Open mshannon-sil opened 1 month ago

mshannon-sil commented 1 month ago

We need the ability to continue running jobs in the event that the server is unavailable or at full capacity. ClearML offers integrated GCP and AWS autoscaling. Since we didn't find AWS to have any GPUs available, we're planning to set up GCP autoscaling.

mshannon-sil commented 1 month ago

GCP autoscaling is up and running. Jobs submitted to the autoscaler queue will run on an A100 80GB GPU that the autoscaler spins up on GCP, and the instance is spun down when the job finishes.

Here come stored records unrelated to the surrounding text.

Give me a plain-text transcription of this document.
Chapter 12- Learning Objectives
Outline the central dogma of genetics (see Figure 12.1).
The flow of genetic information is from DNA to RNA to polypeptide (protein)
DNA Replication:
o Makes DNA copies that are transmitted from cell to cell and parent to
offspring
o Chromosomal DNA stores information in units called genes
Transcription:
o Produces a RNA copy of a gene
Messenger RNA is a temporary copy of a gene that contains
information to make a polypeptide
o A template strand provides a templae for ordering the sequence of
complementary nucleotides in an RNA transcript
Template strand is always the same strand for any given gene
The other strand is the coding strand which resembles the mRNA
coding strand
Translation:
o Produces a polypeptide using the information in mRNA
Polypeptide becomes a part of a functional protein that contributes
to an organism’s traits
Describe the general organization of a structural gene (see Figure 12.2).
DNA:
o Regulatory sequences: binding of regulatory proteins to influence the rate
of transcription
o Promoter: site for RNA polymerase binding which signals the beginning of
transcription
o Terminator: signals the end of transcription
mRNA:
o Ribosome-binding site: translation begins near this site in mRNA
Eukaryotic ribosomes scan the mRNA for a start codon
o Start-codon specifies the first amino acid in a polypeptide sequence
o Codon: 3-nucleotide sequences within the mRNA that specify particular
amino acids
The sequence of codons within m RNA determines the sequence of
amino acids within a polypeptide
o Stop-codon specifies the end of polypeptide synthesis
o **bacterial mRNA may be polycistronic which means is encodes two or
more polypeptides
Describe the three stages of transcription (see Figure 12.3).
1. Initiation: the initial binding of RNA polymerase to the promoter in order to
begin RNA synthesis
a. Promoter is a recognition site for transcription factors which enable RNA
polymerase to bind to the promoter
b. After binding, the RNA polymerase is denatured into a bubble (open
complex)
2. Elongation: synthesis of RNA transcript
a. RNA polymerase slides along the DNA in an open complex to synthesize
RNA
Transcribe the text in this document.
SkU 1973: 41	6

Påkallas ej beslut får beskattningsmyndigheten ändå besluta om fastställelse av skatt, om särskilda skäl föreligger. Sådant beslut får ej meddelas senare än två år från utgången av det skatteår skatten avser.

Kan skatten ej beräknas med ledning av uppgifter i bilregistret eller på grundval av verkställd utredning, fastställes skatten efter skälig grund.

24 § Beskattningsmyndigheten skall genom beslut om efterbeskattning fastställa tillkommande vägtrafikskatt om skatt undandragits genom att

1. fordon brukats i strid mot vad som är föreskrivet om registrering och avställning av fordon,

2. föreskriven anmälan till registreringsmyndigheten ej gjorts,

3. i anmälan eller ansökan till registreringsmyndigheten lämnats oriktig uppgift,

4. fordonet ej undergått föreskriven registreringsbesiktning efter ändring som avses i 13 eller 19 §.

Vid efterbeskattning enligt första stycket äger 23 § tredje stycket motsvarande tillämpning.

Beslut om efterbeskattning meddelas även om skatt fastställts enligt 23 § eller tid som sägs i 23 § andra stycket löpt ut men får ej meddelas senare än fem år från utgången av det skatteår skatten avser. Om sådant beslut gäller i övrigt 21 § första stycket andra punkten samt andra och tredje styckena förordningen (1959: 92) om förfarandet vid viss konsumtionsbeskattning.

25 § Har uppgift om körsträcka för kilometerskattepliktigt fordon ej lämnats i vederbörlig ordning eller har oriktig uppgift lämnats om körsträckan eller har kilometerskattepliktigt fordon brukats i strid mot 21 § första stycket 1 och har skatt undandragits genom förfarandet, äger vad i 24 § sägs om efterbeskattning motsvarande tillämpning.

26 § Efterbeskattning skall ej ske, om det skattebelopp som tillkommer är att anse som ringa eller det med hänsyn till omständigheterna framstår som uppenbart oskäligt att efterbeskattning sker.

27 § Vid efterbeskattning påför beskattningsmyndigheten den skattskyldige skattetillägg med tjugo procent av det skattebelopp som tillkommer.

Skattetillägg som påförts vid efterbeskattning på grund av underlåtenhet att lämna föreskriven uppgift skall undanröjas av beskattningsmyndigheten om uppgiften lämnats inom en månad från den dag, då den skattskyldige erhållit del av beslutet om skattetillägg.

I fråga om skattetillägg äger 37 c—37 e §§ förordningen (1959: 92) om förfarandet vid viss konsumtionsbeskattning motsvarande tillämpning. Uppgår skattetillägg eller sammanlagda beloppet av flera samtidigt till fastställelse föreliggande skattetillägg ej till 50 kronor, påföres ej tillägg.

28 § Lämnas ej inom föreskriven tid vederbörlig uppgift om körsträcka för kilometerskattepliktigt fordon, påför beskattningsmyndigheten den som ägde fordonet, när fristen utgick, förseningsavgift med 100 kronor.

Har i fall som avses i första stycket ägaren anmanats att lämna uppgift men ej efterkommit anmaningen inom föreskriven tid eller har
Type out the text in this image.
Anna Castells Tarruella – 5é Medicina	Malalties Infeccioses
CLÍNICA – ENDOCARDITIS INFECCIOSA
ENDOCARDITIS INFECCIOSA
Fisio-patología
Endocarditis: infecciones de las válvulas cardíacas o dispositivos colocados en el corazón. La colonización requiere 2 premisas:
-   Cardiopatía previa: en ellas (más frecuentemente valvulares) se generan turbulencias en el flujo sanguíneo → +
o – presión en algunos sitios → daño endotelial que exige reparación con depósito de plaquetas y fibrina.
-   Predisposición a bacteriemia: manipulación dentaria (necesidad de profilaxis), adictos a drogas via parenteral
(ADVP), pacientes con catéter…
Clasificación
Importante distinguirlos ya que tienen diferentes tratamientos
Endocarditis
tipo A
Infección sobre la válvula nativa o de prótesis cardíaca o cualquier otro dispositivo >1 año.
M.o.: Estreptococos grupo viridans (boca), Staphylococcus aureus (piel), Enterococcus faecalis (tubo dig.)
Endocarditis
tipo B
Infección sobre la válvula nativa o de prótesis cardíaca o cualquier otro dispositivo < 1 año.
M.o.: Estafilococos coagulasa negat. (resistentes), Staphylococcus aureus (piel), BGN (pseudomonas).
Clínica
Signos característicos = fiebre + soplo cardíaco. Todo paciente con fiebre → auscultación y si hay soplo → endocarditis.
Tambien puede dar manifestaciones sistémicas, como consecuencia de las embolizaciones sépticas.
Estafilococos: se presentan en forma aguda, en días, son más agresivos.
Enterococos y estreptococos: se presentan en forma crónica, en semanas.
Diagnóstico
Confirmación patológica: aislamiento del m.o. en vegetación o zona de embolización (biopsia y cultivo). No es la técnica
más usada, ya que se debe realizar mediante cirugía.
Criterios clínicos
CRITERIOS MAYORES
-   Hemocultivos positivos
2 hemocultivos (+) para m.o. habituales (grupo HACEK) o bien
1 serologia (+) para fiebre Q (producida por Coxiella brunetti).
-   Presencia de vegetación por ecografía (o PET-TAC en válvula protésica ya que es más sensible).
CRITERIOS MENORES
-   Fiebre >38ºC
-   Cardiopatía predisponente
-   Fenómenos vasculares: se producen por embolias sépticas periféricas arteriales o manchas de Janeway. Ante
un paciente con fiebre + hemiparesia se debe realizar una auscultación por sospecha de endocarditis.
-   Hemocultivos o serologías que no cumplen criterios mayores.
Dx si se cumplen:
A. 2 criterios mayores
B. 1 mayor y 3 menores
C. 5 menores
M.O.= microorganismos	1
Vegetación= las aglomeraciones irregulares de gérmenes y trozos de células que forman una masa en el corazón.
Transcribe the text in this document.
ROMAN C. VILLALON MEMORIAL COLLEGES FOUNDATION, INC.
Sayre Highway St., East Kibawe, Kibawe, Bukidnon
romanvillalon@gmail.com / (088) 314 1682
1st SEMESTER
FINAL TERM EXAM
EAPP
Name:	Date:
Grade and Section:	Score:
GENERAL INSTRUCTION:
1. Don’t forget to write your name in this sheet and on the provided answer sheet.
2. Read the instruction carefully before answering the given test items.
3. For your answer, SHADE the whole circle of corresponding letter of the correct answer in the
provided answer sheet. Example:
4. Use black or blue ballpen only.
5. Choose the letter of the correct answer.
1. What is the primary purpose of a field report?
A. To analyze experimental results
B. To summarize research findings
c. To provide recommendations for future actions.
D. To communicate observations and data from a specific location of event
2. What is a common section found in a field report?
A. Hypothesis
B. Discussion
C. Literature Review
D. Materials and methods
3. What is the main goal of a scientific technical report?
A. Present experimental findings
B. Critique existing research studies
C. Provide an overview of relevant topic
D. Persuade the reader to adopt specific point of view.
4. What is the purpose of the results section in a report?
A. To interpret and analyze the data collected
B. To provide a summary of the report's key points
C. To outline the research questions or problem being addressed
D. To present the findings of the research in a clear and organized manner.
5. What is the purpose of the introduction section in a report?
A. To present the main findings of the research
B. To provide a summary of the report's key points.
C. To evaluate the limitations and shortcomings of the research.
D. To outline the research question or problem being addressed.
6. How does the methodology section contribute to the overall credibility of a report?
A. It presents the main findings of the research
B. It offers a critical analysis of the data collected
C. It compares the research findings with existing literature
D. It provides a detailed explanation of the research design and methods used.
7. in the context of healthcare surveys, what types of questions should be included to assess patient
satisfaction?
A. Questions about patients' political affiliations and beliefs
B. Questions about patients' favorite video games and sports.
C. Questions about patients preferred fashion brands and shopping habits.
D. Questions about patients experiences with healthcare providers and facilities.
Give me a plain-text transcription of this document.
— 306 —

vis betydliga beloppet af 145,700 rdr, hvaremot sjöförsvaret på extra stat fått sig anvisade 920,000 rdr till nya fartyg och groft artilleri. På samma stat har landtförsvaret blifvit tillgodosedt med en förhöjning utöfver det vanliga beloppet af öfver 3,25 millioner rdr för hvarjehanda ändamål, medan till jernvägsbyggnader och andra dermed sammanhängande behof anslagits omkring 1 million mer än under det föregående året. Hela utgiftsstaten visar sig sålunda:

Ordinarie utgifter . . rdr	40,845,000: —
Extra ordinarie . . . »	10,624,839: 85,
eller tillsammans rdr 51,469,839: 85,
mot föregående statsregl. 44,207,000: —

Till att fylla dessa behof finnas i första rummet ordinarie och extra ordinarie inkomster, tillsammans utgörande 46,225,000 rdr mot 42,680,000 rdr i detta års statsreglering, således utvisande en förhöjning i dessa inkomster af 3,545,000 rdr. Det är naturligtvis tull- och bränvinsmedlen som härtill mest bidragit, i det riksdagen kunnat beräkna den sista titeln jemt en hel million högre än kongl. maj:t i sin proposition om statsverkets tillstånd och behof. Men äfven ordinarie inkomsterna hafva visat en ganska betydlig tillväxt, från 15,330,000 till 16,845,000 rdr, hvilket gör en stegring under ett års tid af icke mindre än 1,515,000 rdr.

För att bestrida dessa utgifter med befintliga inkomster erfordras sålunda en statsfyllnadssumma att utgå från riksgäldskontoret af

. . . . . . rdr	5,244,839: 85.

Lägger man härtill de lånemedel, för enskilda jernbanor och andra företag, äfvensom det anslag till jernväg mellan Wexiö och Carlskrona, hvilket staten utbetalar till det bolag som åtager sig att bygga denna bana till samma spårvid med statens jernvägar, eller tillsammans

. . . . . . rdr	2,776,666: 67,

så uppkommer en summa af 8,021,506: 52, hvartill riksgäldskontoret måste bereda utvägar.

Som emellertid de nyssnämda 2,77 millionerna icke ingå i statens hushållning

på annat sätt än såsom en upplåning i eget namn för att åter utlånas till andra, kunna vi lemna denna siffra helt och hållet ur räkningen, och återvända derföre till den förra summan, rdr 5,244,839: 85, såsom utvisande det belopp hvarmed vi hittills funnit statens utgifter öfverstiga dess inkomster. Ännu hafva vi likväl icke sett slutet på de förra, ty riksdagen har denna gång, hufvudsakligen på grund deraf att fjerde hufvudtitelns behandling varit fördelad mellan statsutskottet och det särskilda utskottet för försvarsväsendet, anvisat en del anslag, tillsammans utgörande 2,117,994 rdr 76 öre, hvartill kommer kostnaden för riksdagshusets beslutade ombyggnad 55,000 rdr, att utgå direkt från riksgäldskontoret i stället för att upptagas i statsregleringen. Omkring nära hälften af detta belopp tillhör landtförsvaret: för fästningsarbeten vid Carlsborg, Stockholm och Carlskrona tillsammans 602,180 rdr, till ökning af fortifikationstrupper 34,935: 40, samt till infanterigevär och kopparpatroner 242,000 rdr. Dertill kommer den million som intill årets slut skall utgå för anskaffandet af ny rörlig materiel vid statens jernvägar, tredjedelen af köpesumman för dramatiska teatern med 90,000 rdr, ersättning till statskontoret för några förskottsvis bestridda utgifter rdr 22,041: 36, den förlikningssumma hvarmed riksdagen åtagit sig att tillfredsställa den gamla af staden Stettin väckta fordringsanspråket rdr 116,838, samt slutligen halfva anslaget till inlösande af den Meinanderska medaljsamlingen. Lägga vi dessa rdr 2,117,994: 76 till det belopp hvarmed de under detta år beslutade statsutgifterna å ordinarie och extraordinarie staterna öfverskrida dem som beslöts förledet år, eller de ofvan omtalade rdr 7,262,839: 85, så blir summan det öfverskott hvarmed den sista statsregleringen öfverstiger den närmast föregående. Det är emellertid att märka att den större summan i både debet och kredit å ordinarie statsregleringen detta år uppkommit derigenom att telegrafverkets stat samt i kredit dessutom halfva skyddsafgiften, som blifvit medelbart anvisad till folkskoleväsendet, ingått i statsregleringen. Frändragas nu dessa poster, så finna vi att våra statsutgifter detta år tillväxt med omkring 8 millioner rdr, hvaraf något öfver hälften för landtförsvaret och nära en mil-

Currently, there is a limit of one instance that can run at a time to ensure we're limiting our costs, but that can be changed in the future.

The main limitation at the moment is that we're only able to use preemptible instances. This means a task can be interrupted at any time. There are two approaches we should pursue to address this:

  1. We should add the ability to resume a task if it's interrupted. Since the main obstacle to this is the fact that model checkpoints aren't currently being saved, we should look into saving them every 1000 or 2000 steps, potentially in GCP, so that checkpoints persist if a task doesn't complete training.
  2. We should reach out to GCP to request to raise our quota for on-demand GPUs, which aren't preemptible. We likely would still often prefer to use preemptible instances, since there is a significant discount and preempting so far does not appear to occur too frequently. This means even if approach 2 is successful, approach 1 would still be useful.